Metiendo aun más el dedo en la herida, afirmó “Argentina está peor calificada que Grecia”: “Los intereses y las condiciones que dispone el FMI se basan en cuántas posibilidades tiene un país en pagar la deuda, y nosotros no somos confiables”.

Aun hay más: “Ni siquiera los capitales extranjeros vienen a una Argentina que tiene una tasa del 40%, cuyos depósitos de dinero aumentarían en un año ese porcentaje, el más alto del mundo. Y no vienen porque no confían en la política del Estado”.

Incluso, con el nuevo acuerdo “stand by”, el presidente Mauricio Macri conseguiría consagrar a la Argentina como campeona mundial de endeudamiento con el Fondo.

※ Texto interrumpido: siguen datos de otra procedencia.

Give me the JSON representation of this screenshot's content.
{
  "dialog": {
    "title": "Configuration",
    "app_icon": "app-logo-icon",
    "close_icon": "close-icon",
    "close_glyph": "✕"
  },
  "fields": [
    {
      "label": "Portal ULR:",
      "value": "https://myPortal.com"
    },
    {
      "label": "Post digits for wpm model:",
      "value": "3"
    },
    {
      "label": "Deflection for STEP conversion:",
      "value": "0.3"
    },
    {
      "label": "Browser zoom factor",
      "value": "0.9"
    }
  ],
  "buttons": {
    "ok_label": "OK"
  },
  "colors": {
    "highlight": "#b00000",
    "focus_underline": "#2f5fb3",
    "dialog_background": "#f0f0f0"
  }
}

“No es el mismo FMI que hace 20 años”

El ministro de Hacienda, Nicolás Dujovne, el mismo que en el 2016 defenestró la idea de “volver al Fondo”, argumentó que hoy el Fondo Monetario Internacional no es el mismo que hace 20 años, pretendiendo mencionar que ya no resulta una idea tan riesgoso asistir a este ente en busca de sustento económico.

La esencia no cambia. “Cuando el ministro Dujovne habla de que el FMI de hoy es distinto al de hace 20 años, tenemos que recordar que hace unos 13 años le pagamos al Fondo, y salió muy chiquito en los diarios después que el FMI que empezó a cerrar sucursales en el mundo porque no podían bancarlas, porque habían pagado la deuda externa Brasil y Argentina y vivían con nuestros intereses“.

“La gente debe entender que el FMI rescata el sistema financiero y no el productivo, lo que significa que cuando uno pide un préstamo al FMI es para inyectar dinero en los bancos sobre todo, y en el sistema financiero en general”, explicó el especialista: “La plata nos viene a nosotros, no a la gente”.

“En 60 años, la Argentina tuvo 26 rescates del FMI”, y “ninguno terminó bien, porque las tasas impuestas y las consecuencias fueron terribles”. Este no es un cuento nuevo para los argentinos y, aunque este FMI no fuese el mismo que hace 20 años, Argentina no deja de ser un país emergente, desprolijo y cuyas riendas están en manos del empresariado.